Epidemics1100 deaths from Mpox virus in Africa since the beginning of the year
SDA
17.10.2024 - 23:44
According to the health authority of the African Union (CDC), 1100 people have died from an Mpox infection on the continent since the beginning of the year. Without rapid "concrete measures", the epidemic will get "out of control", warned CDC chief Jean Kaseya.
Keystone-SDA
17.10.2024, 23:44
17.10.2024, 23:45
SDA
A total of 42,000 cases have been registered in Africa since January, including for the first time in Zambia and Zimbabwe, Kaseya told journalists on Thursday. This brings the number of countries in which the virus has been detected to 18. 16 countries have been confirmed to have been affected by the virus, including Rwanda, Burundi, Kenya and Uganda. The WHO declared a public health emergency of international concern in mid-August.

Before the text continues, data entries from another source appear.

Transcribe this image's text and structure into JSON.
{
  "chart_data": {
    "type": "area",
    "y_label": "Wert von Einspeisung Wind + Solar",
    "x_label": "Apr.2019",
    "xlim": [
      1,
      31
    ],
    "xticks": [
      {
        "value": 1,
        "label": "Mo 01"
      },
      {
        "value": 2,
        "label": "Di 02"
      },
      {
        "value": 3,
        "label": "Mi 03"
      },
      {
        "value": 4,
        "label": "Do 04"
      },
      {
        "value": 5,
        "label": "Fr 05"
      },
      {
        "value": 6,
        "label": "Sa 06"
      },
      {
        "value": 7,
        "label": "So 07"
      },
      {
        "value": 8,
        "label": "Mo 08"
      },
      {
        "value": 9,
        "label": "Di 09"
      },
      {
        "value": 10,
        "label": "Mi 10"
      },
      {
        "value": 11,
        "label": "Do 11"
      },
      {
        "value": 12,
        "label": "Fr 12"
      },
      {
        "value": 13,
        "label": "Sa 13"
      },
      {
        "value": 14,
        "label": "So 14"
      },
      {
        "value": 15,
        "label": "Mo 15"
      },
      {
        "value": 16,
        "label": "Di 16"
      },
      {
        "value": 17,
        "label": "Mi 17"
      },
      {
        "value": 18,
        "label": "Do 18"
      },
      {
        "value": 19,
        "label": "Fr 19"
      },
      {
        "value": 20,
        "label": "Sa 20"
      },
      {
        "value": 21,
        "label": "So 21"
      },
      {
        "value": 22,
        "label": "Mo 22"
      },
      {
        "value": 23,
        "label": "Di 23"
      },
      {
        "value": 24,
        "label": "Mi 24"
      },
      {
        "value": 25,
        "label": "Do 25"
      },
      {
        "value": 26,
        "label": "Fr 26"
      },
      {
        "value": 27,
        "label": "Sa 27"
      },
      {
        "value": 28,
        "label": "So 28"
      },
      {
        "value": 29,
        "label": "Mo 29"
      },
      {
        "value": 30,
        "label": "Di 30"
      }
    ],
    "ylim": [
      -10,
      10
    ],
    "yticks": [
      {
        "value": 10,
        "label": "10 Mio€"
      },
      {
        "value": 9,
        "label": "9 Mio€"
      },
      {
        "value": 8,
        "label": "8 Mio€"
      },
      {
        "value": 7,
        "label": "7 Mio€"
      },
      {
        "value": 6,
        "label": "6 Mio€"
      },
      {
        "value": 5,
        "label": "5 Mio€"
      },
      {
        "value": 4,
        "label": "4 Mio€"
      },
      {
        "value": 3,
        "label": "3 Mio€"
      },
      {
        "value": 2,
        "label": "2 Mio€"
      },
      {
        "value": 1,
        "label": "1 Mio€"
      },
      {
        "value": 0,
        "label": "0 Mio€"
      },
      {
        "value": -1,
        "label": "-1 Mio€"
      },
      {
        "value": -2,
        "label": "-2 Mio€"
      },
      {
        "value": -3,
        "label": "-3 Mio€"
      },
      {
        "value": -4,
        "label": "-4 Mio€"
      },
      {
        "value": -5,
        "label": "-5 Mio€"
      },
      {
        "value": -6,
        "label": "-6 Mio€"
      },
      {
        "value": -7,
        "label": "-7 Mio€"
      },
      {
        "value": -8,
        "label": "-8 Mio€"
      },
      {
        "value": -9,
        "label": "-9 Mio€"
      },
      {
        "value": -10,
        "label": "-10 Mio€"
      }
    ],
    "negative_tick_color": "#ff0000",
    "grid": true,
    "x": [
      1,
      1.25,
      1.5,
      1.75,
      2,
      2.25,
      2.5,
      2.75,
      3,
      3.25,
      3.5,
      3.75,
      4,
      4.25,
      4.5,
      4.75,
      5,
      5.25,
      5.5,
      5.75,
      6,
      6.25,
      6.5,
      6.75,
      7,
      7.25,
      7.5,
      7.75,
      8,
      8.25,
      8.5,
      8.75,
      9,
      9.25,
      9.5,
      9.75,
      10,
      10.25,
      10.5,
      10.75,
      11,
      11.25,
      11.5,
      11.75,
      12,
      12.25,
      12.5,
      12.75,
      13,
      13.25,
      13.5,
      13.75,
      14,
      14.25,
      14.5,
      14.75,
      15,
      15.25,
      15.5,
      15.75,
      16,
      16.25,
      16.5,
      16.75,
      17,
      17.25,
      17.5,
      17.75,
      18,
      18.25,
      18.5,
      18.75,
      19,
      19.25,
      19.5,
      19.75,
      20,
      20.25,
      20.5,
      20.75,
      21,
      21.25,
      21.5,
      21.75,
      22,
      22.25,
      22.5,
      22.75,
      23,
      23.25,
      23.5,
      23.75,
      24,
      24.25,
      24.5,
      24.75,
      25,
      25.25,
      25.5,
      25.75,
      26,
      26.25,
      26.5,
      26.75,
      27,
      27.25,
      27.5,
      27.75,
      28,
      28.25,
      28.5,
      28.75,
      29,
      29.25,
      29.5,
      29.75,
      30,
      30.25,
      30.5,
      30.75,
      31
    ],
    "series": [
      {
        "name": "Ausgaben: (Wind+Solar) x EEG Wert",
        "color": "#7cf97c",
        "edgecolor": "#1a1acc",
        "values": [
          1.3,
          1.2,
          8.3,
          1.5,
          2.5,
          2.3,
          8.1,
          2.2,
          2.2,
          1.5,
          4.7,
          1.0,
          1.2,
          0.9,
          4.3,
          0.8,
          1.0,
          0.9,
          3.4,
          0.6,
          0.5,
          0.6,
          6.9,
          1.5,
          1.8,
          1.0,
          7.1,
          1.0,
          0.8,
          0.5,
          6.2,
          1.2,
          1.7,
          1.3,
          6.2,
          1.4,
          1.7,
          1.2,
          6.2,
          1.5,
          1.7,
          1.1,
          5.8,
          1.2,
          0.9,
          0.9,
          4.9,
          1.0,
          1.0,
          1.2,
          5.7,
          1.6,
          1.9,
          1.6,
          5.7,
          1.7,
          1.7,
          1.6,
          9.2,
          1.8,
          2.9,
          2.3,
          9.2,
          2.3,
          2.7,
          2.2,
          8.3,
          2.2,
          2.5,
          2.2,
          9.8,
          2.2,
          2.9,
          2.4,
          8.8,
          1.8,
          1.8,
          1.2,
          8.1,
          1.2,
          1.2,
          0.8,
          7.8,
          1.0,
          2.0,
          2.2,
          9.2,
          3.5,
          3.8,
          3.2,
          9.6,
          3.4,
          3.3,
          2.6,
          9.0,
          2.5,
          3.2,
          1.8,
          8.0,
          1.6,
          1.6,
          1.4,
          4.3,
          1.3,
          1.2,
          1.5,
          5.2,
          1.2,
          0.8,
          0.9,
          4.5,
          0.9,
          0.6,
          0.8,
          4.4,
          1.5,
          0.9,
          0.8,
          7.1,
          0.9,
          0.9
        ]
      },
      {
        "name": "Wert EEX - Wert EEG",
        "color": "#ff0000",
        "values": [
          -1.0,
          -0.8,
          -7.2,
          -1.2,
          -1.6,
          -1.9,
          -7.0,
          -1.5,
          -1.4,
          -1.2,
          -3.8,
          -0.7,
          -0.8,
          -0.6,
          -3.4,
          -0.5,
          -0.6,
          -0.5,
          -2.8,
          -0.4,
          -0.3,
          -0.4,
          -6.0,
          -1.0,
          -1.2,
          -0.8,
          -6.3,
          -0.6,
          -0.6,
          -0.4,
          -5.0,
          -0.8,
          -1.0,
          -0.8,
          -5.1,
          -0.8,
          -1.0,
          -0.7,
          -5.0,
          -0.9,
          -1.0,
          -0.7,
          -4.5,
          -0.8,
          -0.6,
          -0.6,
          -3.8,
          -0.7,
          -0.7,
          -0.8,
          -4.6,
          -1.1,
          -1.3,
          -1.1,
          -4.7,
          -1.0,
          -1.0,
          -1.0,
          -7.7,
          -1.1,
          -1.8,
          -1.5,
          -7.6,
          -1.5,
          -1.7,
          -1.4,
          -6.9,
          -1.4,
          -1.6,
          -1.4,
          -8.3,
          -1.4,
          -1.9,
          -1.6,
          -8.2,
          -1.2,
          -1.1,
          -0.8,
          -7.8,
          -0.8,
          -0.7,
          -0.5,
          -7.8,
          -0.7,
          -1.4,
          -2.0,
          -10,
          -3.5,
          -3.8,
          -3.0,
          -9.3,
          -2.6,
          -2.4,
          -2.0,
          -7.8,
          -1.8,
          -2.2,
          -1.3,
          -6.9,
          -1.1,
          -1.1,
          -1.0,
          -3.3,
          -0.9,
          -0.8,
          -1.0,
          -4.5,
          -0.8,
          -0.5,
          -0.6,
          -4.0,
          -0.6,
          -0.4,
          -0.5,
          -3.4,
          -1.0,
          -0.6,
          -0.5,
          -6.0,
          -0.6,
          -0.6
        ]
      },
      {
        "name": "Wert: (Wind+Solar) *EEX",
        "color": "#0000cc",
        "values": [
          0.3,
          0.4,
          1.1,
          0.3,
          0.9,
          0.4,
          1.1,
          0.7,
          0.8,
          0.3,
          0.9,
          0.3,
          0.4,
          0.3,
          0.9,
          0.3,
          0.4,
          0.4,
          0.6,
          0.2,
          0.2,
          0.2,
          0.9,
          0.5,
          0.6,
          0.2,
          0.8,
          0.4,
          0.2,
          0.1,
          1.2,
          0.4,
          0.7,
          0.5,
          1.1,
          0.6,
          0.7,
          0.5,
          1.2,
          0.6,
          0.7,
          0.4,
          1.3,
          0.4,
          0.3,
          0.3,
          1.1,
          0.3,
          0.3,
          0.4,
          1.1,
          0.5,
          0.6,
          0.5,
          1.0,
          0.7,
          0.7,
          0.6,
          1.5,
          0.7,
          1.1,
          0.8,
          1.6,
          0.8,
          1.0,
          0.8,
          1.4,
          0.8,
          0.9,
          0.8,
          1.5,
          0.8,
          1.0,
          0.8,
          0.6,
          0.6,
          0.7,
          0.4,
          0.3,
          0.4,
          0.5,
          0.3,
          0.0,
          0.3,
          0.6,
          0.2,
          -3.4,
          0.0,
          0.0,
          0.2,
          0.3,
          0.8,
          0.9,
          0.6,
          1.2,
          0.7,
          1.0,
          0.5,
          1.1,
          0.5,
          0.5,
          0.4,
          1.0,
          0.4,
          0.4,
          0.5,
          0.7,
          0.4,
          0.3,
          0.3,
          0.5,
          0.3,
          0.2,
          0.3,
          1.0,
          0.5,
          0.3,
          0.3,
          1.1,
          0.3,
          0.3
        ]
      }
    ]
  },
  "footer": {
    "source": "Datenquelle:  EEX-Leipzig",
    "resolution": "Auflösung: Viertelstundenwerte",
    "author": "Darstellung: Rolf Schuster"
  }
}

According to Kaseya, most of the deaths were reported in the Democratic Republic of Congo, the epicenter of the outbreak, where vaccination began at the beginning of the month. However, there are new cases across the continent "week after week".
18 countries are "too many", warned Kaseya. "We cannot go on like this," he emphasized and once again appealed to the international community to do more in the fight against Mpox and to release the funds pledged for this without delay.
The Mpox virus was first detected in laboratory monkeys in Denmark in 1958. The disease, which causes fever, muscle pain and smallpox-like pustules on the skin, was known for decades as monkeypox.